Former Air Force Cadet Tries to Get Rid of Operation Christmas Child
Former Air Force cadet and founder of Military Religious Freedom Foundation Michael Weinstein doesn’t want Air Force Academy cadets to participate in Operation Christmas Child to help needy children. He says academy officials crossed a line by promoting the charity because it pushes Christian ideas.
Weinstein’s accusation is the result of an email sent out last week to all Air Force cadets regarding Operation Christmas Child. The email, sent by a cadet after approval from a cadet leader, told fellow cadets about the opportunity to participate in the Christmas charity.
Maj. Darren Duncan, a Protestant chaplain from the Air Force, told The Christian Post Monday that different email lists at the academy serve different functions. The email about OCC should have been sent to the Christian distribution list instead of to all cadets.

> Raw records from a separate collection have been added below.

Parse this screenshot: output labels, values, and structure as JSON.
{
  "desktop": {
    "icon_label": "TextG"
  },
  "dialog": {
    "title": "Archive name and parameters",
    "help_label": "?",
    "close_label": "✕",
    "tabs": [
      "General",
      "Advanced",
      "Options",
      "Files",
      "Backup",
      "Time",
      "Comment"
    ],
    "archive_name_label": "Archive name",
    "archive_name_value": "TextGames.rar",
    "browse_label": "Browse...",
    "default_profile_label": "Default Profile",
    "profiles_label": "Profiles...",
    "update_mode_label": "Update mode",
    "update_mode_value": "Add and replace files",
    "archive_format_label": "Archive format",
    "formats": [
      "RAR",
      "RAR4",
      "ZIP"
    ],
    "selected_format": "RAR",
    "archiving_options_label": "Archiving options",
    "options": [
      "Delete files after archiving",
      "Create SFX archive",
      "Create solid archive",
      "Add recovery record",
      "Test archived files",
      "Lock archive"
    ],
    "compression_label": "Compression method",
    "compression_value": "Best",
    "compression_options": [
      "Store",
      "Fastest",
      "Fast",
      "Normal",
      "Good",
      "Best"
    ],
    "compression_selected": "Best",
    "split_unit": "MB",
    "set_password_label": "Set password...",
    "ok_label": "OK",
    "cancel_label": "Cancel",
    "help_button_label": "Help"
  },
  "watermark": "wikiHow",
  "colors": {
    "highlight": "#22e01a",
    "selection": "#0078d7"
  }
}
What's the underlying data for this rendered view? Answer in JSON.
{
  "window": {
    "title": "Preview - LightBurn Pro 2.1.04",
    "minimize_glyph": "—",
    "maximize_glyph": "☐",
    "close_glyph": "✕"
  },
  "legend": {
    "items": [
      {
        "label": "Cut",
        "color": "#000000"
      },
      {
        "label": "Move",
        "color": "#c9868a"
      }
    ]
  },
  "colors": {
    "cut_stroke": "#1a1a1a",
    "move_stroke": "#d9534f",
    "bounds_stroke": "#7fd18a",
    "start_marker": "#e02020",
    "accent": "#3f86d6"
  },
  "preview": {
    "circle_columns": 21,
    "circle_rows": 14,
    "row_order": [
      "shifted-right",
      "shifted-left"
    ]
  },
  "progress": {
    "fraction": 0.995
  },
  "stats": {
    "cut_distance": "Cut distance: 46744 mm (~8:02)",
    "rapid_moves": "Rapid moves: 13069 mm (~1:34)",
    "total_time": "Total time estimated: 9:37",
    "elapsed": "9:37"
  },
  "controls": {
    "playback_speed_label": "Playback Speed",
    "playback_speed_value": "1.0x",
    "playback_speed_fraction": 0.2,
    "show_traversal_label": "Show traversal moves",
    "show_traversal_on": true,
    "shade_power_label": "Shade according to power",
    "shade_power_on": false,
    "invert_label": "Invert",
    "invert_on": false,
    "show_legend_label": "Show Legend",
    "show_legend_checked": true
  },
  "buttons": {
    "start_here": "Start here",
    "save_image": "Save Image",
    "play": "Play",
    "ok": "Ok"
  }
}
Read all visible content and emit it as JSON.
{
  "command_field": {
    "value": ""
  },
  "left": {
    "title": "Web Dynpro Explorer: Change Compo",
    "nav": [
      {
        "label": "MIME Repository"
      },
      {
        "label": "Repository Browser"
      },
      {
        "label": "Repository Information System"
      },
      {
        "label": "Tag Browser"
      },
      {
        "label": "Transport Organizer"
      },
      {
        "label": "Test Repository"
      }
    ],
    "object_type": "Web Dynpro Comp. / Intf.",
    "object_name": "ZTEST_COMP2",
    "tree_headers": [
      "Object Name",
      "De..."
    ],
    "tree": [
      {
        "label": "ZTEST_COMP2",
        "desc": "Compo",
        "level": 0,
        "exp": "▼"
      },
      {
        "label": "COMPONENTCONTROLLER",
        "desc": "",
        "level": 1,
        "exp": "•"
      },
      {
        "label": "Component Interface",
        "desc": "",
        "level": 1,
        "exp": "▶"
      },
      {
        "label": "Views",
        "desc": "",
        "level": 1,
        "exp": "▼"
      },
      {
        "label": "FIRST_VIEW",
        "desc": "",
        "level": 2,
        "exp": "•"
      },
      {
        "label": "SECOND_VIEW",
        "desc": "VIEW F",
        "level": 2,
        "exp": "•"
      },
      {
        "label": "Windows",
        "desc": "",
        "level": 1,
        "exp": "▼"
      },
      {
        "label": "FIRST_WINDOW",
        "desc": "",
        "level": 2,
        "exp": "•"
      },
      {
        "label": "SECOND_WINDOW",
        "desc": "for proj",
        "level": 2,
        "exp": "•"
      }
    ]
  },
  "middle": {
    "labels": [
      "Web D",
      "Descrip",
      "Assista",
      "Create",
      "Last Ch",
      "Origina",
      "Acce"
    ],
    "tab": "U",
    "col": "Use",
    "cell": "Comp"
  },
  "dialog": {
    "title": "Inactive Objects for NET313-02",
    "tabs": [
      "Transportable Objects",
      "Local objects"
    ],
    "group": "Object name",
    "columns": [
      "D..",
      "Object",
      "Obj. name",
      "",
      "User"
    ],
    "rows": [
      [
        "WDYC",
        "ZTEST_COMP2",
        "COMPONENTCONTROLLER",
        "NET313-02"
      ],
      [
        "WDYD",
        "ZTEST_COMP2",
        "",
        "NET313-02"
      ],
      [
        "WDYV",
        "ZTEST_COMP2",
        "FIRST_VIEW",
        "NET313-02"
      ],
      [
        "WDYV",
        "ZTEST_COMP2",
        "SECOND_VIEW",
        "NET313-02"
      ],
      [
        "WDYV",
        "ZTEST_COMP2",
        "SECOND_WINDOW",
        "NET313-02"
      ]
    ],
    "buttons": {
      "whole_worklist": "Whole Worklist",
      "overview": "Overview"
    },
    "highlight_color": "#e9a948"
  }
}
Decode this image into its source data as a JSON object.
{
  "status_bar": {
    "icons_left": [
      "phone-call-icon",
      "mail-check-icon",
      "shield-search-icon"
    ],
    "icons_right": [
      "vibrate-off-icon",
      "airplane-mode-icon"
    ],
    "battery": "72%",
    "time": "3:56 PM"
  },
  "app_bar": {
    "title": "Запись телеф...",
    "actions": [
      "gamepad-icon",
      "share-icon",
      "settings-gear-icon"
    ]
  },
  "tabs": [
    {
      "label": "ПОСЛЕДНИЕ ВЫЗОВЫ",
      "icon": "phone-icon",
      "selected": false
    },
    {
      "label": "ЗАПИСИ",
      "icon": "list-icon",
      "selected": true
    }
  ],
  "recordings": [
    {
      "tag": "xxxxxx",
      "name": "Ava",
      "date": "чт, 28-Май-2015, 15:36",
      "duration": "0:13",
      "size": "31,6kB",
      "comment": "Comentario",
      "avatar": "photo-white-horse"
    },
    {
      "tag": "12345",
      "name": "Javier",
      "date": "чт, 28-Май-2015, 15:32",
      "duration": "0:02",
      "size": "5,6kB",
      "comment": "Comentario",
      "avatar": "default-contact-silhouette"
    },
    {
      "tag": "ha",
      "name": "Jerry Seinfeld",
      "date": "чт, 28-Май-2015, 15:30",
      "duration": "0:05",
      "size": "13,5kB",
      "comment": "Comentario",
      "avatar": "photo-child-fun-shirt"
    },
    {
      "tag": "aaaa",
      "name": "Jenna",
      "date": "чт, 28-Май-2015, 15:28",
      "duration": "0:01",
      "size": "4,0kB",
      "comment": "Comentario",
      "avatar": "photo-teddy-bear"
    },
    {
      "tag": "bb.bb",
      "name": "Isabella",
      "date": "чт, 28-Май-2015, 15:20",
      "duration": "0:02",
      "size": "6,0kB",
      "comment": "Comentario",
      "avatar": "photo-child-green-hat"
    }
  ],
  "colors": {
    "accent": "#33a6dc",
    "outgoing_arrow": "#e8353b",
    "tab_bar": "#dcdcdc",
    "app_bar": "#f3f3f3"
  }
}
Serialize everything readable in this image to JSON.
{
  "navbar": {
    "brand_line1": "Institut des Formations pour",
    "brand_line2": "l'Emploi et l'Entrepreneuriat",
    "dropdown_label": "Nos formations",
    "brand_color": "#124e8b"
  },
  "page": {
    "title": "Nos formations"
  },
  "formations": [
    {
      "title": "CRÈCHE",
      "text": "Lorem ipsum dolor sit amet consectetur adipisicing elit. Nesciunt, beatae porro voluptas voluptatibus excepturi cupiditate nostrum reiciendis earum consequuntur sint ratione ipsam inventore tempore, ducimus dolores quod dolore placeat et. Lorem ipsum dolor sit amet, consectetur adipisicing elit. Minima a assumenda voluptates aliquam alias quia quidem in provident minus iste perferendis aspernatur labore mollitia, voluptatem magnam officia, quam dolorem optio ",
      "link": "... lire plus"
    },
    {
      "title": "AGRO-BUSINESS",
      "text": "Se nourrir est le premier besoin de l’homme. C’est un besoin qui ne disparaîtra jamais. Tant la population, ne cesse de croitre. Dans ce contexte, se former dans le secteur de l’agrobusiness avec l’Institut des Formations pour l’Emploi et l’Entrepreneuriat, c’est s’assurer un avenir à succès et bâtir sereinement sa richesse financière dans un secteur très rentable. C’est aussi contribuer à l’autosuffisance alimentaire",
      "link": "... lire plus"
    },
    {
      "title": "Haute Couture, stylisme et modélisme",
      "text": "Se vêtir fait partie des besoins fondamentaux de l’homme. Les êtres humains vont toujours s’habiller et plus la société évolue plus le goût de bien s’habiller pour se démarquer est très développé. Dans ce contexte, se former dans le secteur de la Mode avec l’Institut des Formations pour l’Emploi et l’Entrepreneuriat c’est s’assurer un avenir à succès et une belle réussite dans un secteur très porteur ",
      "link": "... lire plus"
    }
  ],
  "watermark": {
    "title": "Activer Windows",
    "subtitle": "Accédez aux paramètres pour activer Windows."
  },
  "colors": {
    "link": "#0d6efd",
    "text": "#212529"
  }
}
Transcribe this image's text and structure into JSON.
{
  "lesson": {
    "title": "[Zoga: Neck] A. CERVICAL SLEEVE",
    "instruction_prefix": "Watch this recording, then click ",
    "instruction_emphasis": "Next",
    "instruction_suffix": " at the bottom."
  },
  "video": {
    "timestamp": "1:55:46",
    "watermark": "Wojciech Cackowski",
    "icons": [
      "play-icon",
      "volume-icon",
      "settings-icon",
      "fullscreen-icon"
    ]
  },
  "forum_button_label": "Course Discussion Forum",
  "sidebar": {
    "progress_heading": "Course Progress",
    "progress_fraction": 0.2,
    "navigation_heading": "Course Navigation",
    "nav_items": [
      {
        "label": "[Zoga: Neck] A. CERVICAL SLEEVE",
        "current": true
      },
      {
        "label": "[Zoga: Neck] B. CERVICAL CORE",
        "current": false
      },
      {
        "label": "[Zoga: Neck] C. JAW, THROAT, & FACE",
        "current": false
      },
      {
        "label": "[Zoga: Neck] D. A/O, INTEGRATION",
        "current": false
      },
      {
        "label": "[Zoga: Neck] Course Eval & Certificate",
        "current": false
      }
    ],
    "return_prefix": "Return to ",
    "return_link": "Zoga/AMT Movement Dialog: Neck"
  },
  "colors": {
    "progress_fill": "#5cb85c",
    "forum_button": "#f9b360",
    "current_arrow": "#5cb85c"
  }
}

This was “an administrative oversight at worst,” said Duncan. Once the oversight was realized, Brig. Gen. Richard Clark, the Commandant of Cadets, immediately asked the Cadet Chaplain Corps to work with the cadets who sent out the email. They then retracted the email and worked with the Cadet Chaplain Corps on the toy drive.
OCC is now being promoted as a chaplain’s program, as it was meant to be in the first place, and cadets still have the opportunity to participate. Duncan said the academy is “religiously pluralistic” and it has many different faith groups represented.
Gen. Clark did speak with Weinstein about the matter but did not apologize to him as other newspapers reported. "This was an oversight by me that has been addressed and forwarded through the proper channels," Gen. Clark said. "The cadets had nothing but good intentions, but this was something that should have started with the Chaplains, not the Cadet Wing. That doesn't mean the cadets can't volunteer for the Christmas toy drive. They can participate through the Cadet Chaplain Corps.”
Weinstein sees Operation Christmas Child as a threat. He says on his organization’s website that while OCC claims “to bring a bit of ‘Christmas cheer’ to children in disaster areas and war-stricken nations, this missionary program masquerading as an innocuous charity uses deliveries of toys and toiletries as a Trojan horse to sneak [Franklin] Graham’s fundamentalist Christian ministry of Jesus Christ.”
Graham, however, has been clear that OCC – a project by the nonprofit Samaritan’s Purse – does not hide its mission. He has stated, “It’s Operation Christmas Child. It’s a Christmas program. This is Jesus’ birthday and we’re celebrating his birth. Every gift we give, we want the child to know about the Lord Jesus Christ.”
According to the nonprofit’s mission statement, Samaritan's Purse seeks to meet “the physical needs of victims of war, poverty, famine, natural disaster and disease with the aim of demonstrating God’s love and sharing the Good News of Jesus Christ." Every year, they deliver shoe boxes to needy children around the world filled with toiletries and presents that many would never have the opportunity to receive during the holiday season.
Air Force Academy cadets, on top of military training, classes and various sports and clubs, participate in service hours as part of their education. They have many cadet-led programs, OCC being one of them. In the 2010-2011 academic year, the Cadet Service Learning program had 4,499 volunteers conduct nearly 1,600 projects totaling more than 31,000 hours of service. The academy has supported various organizations including Big Brothers/Big Sisters, Race for the Cure and Habitat for Humanity.